Hospital Showcases Engage to Change

Engage to Change, our ground-breaking social enterprise to educate employers and staff about family violence, will be showcased to nurses and midwives from across Australia at the Australian Nurses and Midwives Conference in Melbourne on 11th September.

The program, which explores what can be done to support women in the workplace who are experiencing violence, will be presented at the conference by St Vincent’s Private Hospital staff.

The training program, which is currently funded solely through philanthropy, offers employers and their employees practical assistance on how to recognise and respond to family violence issues in the workplace, and where to refer both inside and outside the business.

McAuley Community Services for Women ran the Engage to Change face-to-face facilitated workshops for managers at St Vincent’s Private and the hospital has installed purpose built e-learning module to train their employees about family violence and how to recognise and respond appropriately in the workplace.

Recognising the value of this work, the hospital is keen to spread the word to show what support is available to nursing staff and how easily it can be implemented Australia wide.

“The program has enabled managers to feel more comfortable about broaching the subject with their staff and to recognise some of the key warning signs,” said Darren Mannix, Manager Human Resources at St Vincent’s Private Hospital Melbourne.

“In addition, St Vincent’s Private Hospital Melbourne has introduced a policy detailing special leave provisions and support for employees experiencing domestic violence,” Mr Mannix said.

Karen Dynon, Business Development at McAuley Community Services for Women, said St Vincent’s Private Hospital management was on the front foot in terms of supporting staff experiencing family violence.

“We would like other major health services to provide the face-to-face training, particularly as 80% of their staff are female. The training means that managers are better equipped to recognise when a staff member is experiencing family violence and they know where to refer them for more intensive and appropriate help,” Karen said.

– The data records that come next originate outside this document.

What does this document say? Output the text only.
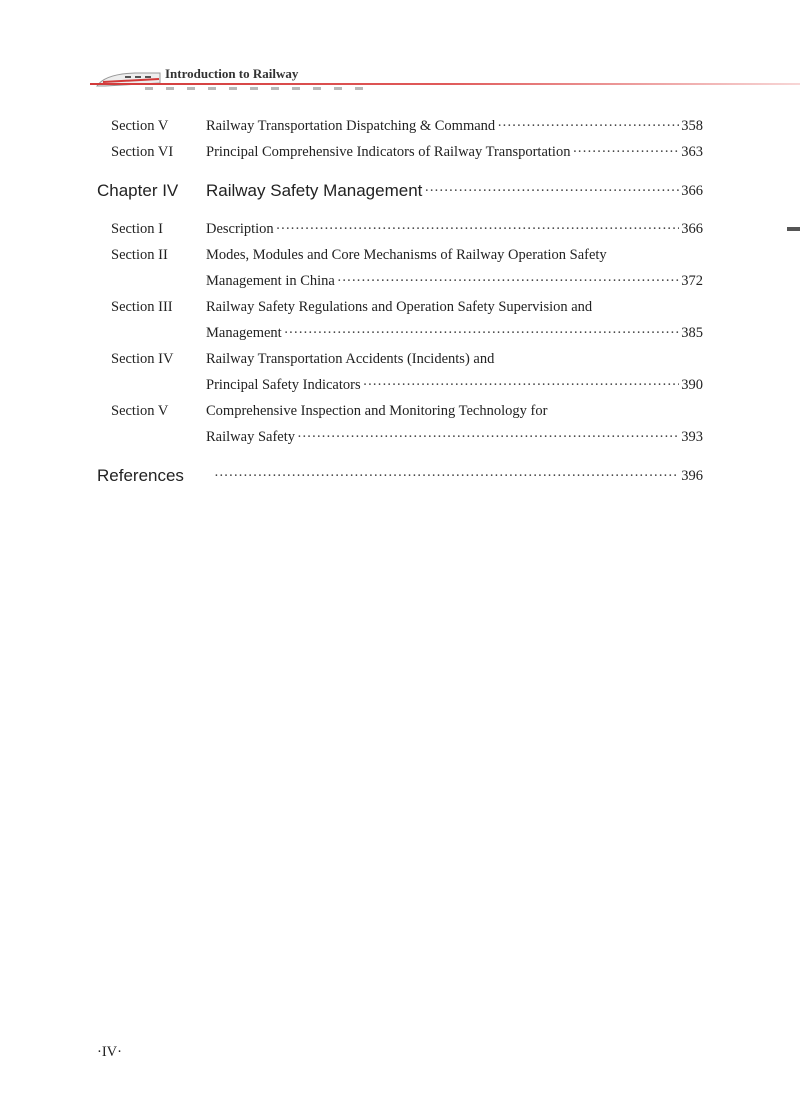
Introduction to Railway
Section V	Railway Transportation Dispatching & Command ·····	358
Section VI Principal Comprehensive Indicators of Railway Transportation ·····	363
Chapter IV Railway Safety Management ·····	366
Section I	Description ·····	366
Section II	Modes, Modules and Core Mechanisms of Railway Operation Safety
Management in China ·····	372
Section III Railway Safety Regulations and Operation Safety Supervision and
Management ·····	385
Section IV Railway Transportation Accidents (Incidents) and
Principal Safety Indicators ·····	390
Section V	Comprehensive Inspection and Monitoring Technology for
Railway Safety ·····	393
References ·····	396
·IV·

The Engage to Change Program also looks at the cost to business of family violence.

Family violence puts all workers at risk and can lead to stress related illness and physical injuries in the workplace. Recent surveys in Australia and overseas have estimated between 10–30% of employees may be affected by family violence in any 12 month period.

Family violence costs Australian business around $13.6 billion each year, due to lost productivity, increased use of sick leave, poor performance, absenteeism and recruitment costs. By 2021 this figure is expected to rise to $20 billion (according to The Cost of Violence Against Women and their Children, KPMG 2009).